Foodie Tuesday: Saltfish, from Poor Man’s Food to National Dish

Saltfish is so popular in Jamaica, it’s one of the two main ingredients in ackee and saltfish, our national dish. We eat it fried, roasted, baked, or in stews and at any meal of the day.

Saltfish

uncooked fish

Salt or codfish came to Jamaica by way of Canada – Nova Scotia and Newfoundland, to be exact. Back then, planters were looking for food to feed the large population of enslaved Africans who worked on their plantations. It was for the same goal that they imported breadfruit from the South Pacific. Saltfish, as codfish is called locally, was traded for rum and molasses and shipped back to the island.

when saltfish could shingle house…

The first time I heard the expression, when saltfish could shingle house, I couldn’t understand what my mother was walking about. Why would anyone use saltfish to shingle their house? Years before saltfish was so inexpensive and commonplace, people thought jokingly that it could be use for everything, including as shingles for their houses.

Saltfish, flaked

Flaked fish

Not so now as saltfish runs from $5 – 7 a pound. It is more expensive than meat and some other types of fish. To make it attractive, supermarkets sell it in pieces weighing about a half of a pound. You can buy even smaller amount in grocery shops.

Today, approximately 80% of the saltfish, usually hake or pollack, imported into Jamaica comes from Norway. Saltfish maintains its popularity, in part, because of its long shelf life. It also doesn’t require refrigeration. However, it is no longer inexpensive or looked down on as food for poor or lower class people. A staple of our diet, saltfish is on the menu of households in all strata of Jamaican society, and appears in a variety of dishes including ackee and saltfish, or cooked up with tomatoes, calalloo, cabbage, okra, butter beans, or found in fritters.

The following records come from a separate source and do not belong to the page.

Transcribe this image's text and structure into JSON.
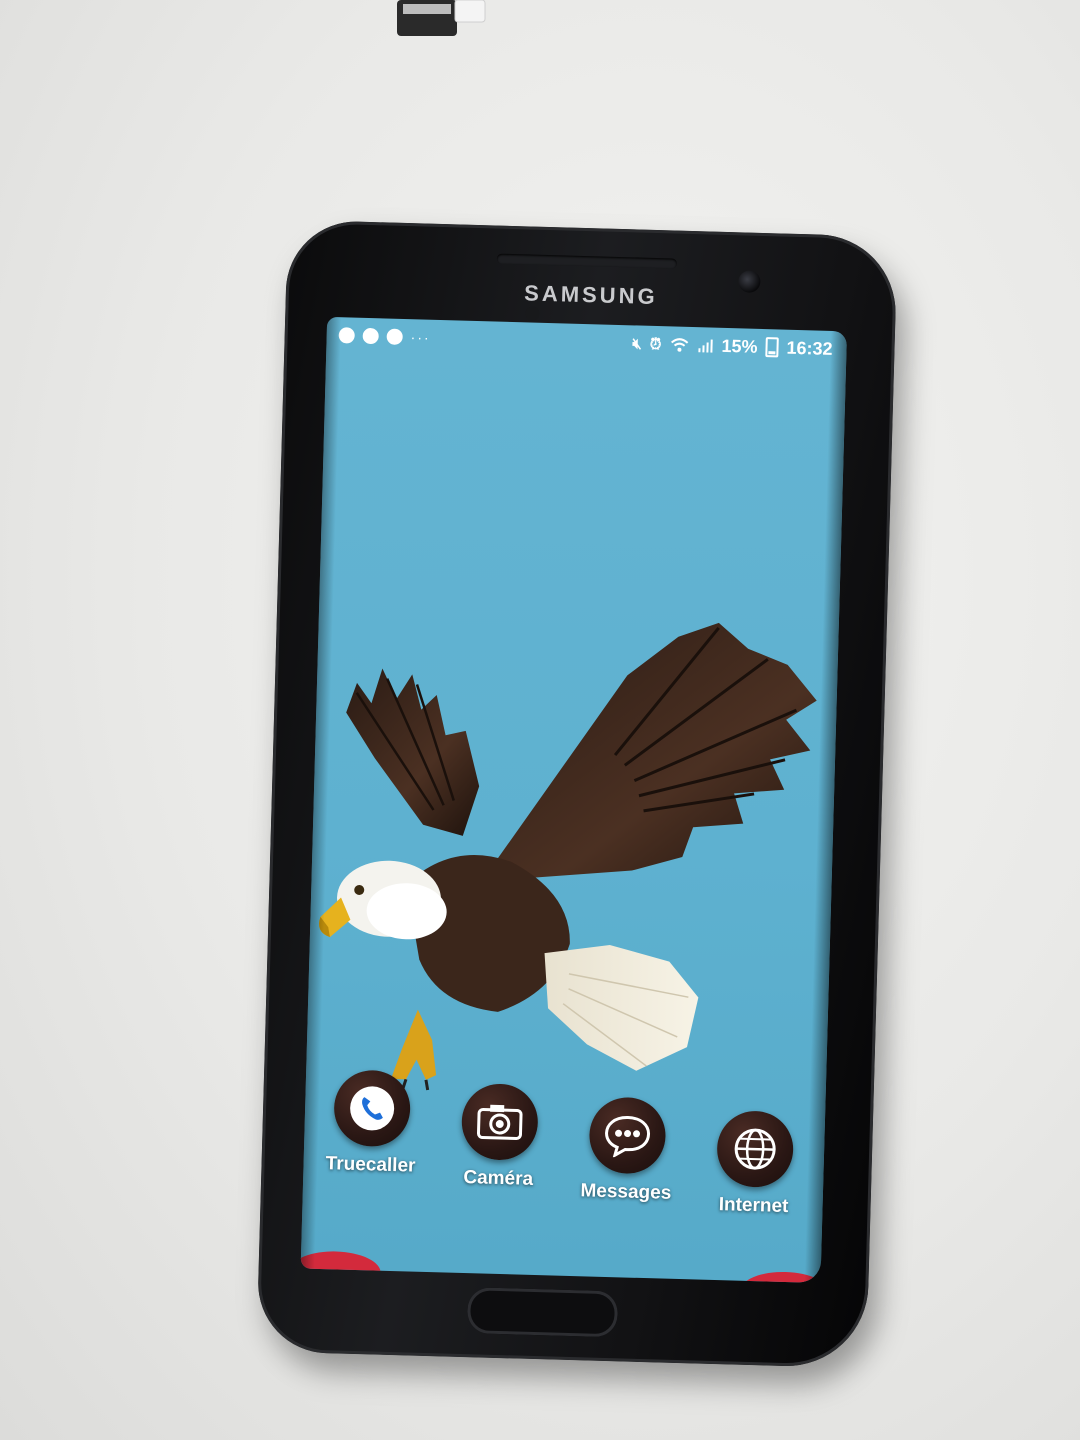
{
  "phone": {
    "brand": "SAMSUNG"
  },
  "statusbar": {
    "left_icons": [
      "notification-icon",
      "truecaller-icon",
      "phone-icon"
    ],
    "more": "···",
    "battery": "15%",
    "time": "16:32",
    "right_icons": [
      "mute-icon",
      "alarm-icon",
      "wifi-icon",
      "signal-icon",
      "battery-icon"
    ]
  },
  "wallpaper": {
    "background_color": "#5eb1d0",
    "subject": "eagle"
  },
  "dock": {
    "apps": [
      {
        "label": "Truecaller",
        "icon": "phone-handset-icon"
      },
      {
        "label": "Caméra",
        "icon": "camera-icon"
      },
      {
        "label": "Messages",
        "icon": "chat-bubble-icon"
      },
      {
        "label": "Internet",
        "icon": "globe-icon"
      }
    ]
  },
  "colors": {
    "screen_bg": "#5eb1d0",
    "phone_body": "#111214",
    "nav_accent": "#d32a3c"
  }
}
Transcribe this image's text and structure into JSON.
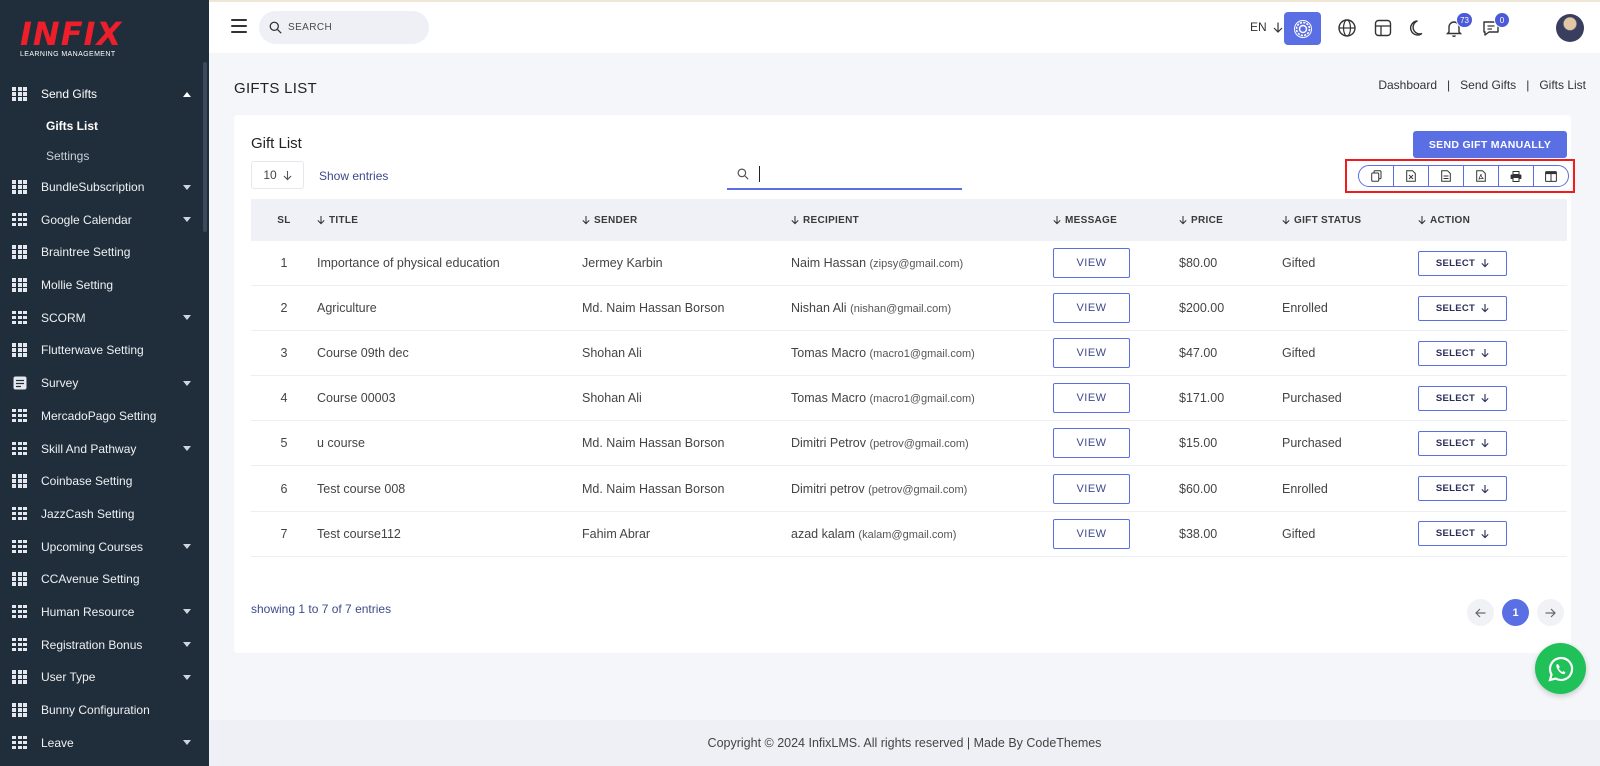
{
  "logo": {
    "text": "INFIX",
    "subtitle": "LEARNING MANAGEMENT"
  },
  "sidebar": {
    "items": [
      {
        "label": "Send Gifts",
        "open": true,
        "has_caret": true
      },
      {
        "label": "BundleSubscription",
        "has_caret": true
      },
      {
        "label": "Google Calendar",
        "has_caret": true
      },
      {
        "label": "Braintree Setting",
        "has_caret": false
      },
      {
        "label": "Mollie Setting",
        "has_caret": false
      },
      {
        "label": "SCORM",
        "has_caret": true
      },
      {
        "label": "Flutterwave Setting",
        "has_caret": false
      },
      {
        "label": "Survey",
        "has_caret": true
      },
      {
        "label": "MercadoPago Setting",
        "has_caret": false
      },
      {
        "label": "Skill And Pathway",
        "has_caret": true
      },
      {
        "label": "Coinbase Setting",
        "has_caret": false
      },
      {
        "label": "JazzCash Setting",
        "has_caret": false
      },
      {
        "label": "Upcoming Courses",
        "has_caret": true
      },
      {
        "label": "CCAvenue Setting",
        "has_caret": false
      },
      {
        "label": "Human Resource",
        "has_caret": true
      },
      {
        "label": "Registration Bonus",
        "has_caret": true
      },
      {
        "label": "User Type",
        "has_caret": true
      },
      {
        "label": "Bunny Configuration",
        "has_caret": false
      },
      {
        "label": "Leave",
        "has_caret": true
      }
    ],
    "sub_items": [
      {
        "label": "Gifts List",
        "active": true
      },
      {
        "label": "Settings",
        "active": false
      }
    ]
  },
  "topbar": {
    "search_placeholder": "SEARCH",
    "language": "EN",
    "notifications_count": "73",
    "messages_count": "0"
  },
  "page": {
    "title": "GIFTS LIST",
    "breadcrumb": [
      "Dashboard",
      "Send Gifts",
      "Gifts List"
    ]
  },
  "card": {
    "title": "Gift List",
    "send_gift_button": "SEND GIFT MANUALLY",
    "entries_value": "10",
    "show_entries_label": "Show entries",
    "search_value": ""
  },
  "table": {
    "headers": {
      "sl": "SL",
      "title": "TITLE",
      "sender": "SENDER",
      "recipient": "RECIPIENT",
      "message": "MESSAGE",
      "price": "PRICE",
      "status": "GIFT STATUS",
      "action": "ACTION"
    },
    "view_label": "VIEW",
    "select_label": "SELECT",
    "rows": [
      {
        "sl": "1",
        "title": "Importance of physical education",
        "sender": "Jermey Karbin",
        "recipient": "Naim Hassan",
        "email": "(zipsy@gmail.com)",
        "price": "$80.00",
        "status": "Gifted"
      },
      {
        "sl": "2",
        "title": "Agriculture",
        "sender": "Md. Naim Hassan Borson",
        "recipient": "Nishan Ali",
        "email": "(nishan@gmail.com)",
        "price": "$200.00",
        "status": "Enrolled"
      },
      {
        "sl": "3",
        "title": "Course 09th dec",
        "sender": "Shohan Ali",
        "recipient": "Tomas Macro",
        "email": "(macro1@gmail.com)",
        "price": "$47.00",
        "status": "Gifted"
      },
      {
        "sl": "4",
        "title": "Course 00003",
        "sender": "Shohan Ali",
        "recipient": "Tomas Macro",
        "email": "(macro1@gmail.com)",
        "price": "$171.00",
        "status": "Purchased"
      },
      {
        "sl": "5",
        "title": "u course",
        "sender": "Md. Naim Hassan Borson",
        "recipient": "Dimitri Petrov",
        "email": "(petrov@gmail.com)",
        "price": "$15.00",
        "status": "Purchased"
      },
      {
        "sl": "6",
        "title": "Test course 008",
        "sender": "Md. Naim Hassan Borson",
        "recipient": "Dimitri petrov",
        "email": "(petrov@gmail.com)",
        "price": "$60.00",
        "status": "Enrolled"
      },
      {
        "sl": "7",
        "title": "Test course112",
        "sender": "Fahim Abrar",
        "recipient": "azad kalam",
        "email": "(kalam@gmail.com)",
        "price": "$38.00",
        "status": "Gifted"
      }
    ]
  },
  "pagination": {
    "showing_text": "showing 1 to 7 of 7 entries",
    "current_page": "1"
  },
  "footer": {
    "text": "Copyright © 2024 InfixLMS. All rights reserved | Made By CodeThemes"
  },
  "colors": {
    "sidebar_bg": "#202e3b",
    "accent": "#5a6fe3",
    "logo_red": "#ee1e2a",
    "highlight_red": "#ee1c1c",
    "whatsapp_green": "#21c15a"
  }
}
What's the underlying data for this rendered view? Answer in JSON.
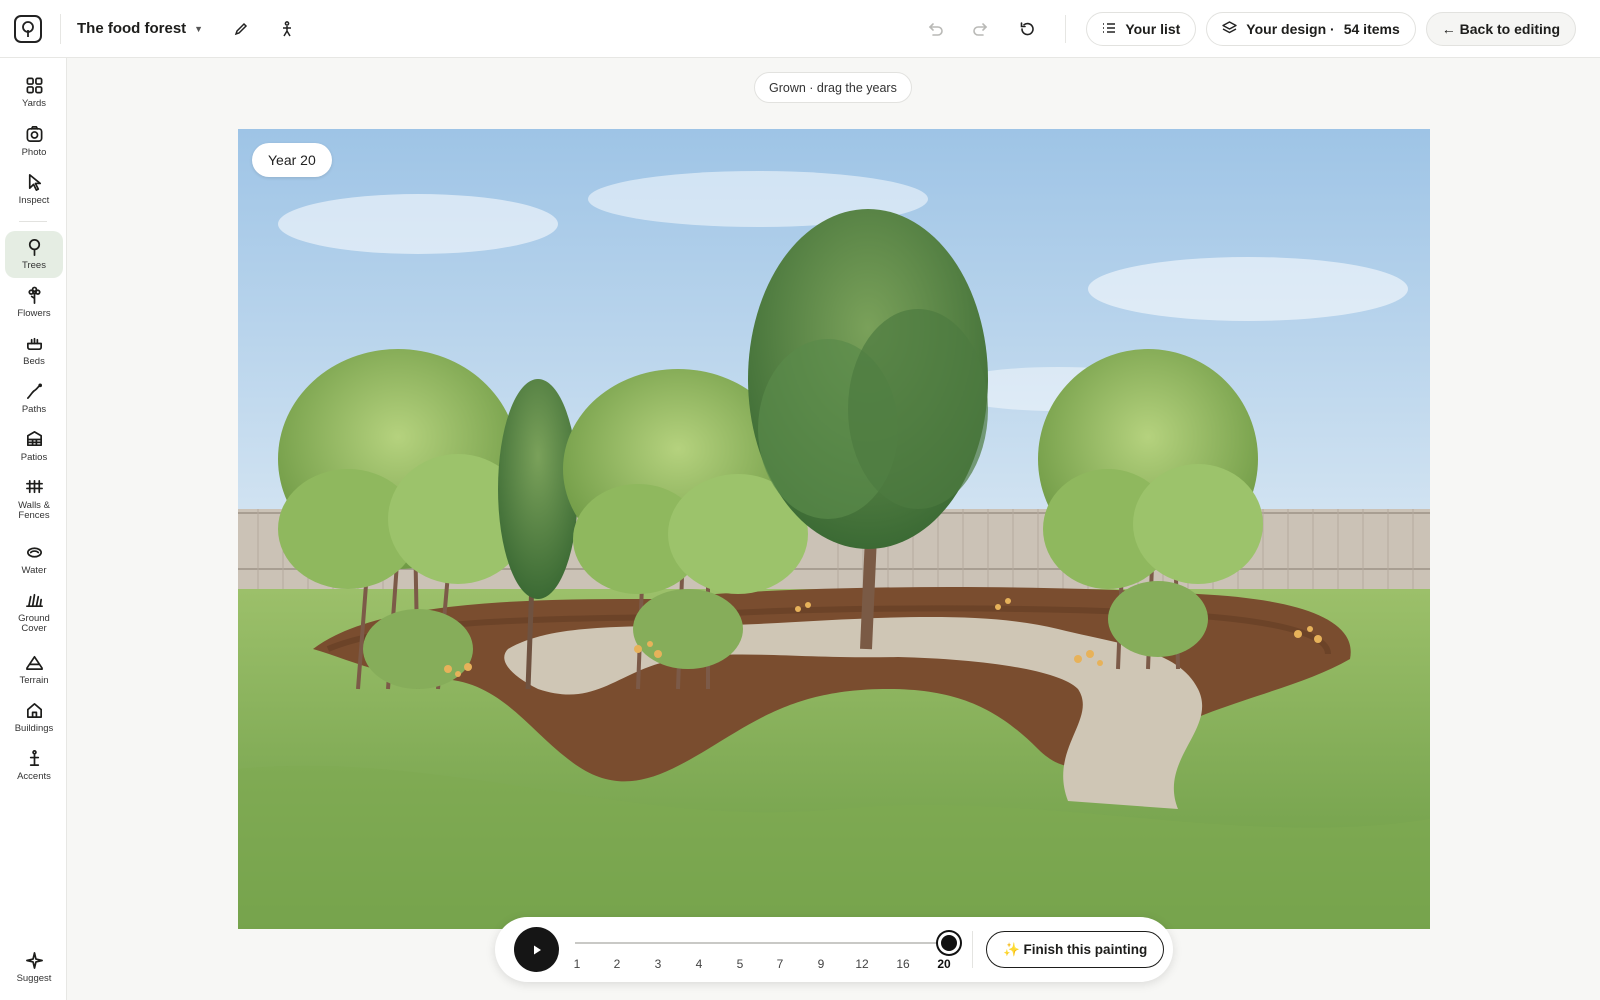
{
  "header": {
    "project_name": "The food forest",
    "your_list_label": "Your list",
    "your_design_label": "Your design ·",
    "item_count": "54 items",
    "back_label": "← Back to editing"
  },
  "sidebar": {
    "items": [
      {
        "label": "Yards",
        "icon": "yards-icon"
      },
      {
        "label": "Photo",
        "icon": "camera-icon"
      },
      {
        "label": "Inspect",
        "icon": "cursor-icon"
      },
      {
        "label": "Trees",
        "icon": "tree-icon"
      },
      {
        "label": "Flowers",
        "icon": "flower-icon"
      },
      {
        "label": "Beds",
        "icon": "bed-icon"
      },
      {
        "label": "Paths",
        "icon": "path-icon"
      },
      {
        "label": "Patios",
        "icon": "patio-icon"
      },
      {
        "label": "Walls & Fences",
        "icon": "fence-icon"
      },
      {
        "label": "Water",
        "icon": "water-icon"
      },
      {
        "label": "Ground Cover",
        "icon": "ground-cover-icon"
      },
      {
        "label": "Terrain",
        "icon": "terrain-icon"
      },
      {
        "label": "Buildings",
        "icon": "building-icon"
      },
      {
        "label": "Accents",
        "icon": "accent-icon"
      }
    ],
    "active": "Trees",
    "suggest_label": "Suggest"
  },
  "main": {
    "grown_hint": "Grown · drag the years",
    "year_badge": "Year 20"
  },
  "timeline": {
    "years": [
      "1",
      "2",
      "3",
      "4",
      "5",
      "7",
      "9",
      "12",
      "16",
      "20"
    ],
    "selected_year": "20",
    "finish_label": "✨ Finish this painting"
  },
  "colors": {
    "accent_active": "#e5ede3",
    "dark": "#151515"
  }
}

Chopped ingredients for Saltfish

Chopped tomato, scallion, onion, thyme

Saltfish & tomatoes

Tomatoes

 

How to Make Saltfish and Tomatoes

Ingredients

1/2 pound saltfish
1 large tomato, chopped
1 small onion, chopped
2 stalks of scallion, chopped
1 sprig thyme
Black pepper, to taste
2-3 strips of Scotch bonnet pepper (optional)
Oil for frying

Directions

Soak saltfish in water overnight or bring to boil. Drain and add more fresh water and boil again to remove salt.
Chop onions, scallion and tomato; cut 2-3 strips from Scotch bonnet pepper and set aside.
Drain and add cold water.
Using your fingers or a fork, flake the fish and remove any bones.
In a medium skillet, add oil and allow to get hot. Saute chopped onions and scallions until transparent. Add pepper, then add tomatoes. Stir frequently until tomato flavors the oil.
Stir in the flaked fish. If there isn’t enough oil in the pan, add a little water.
Add black pepper and stir until the ingredients are fully mixed.
Lower the flame and let cook for 5 minutes.
Garnish with scallion or green peppers (sweet) and serve.
This can be paired with rice or ground provisions and can be eaten at any meal.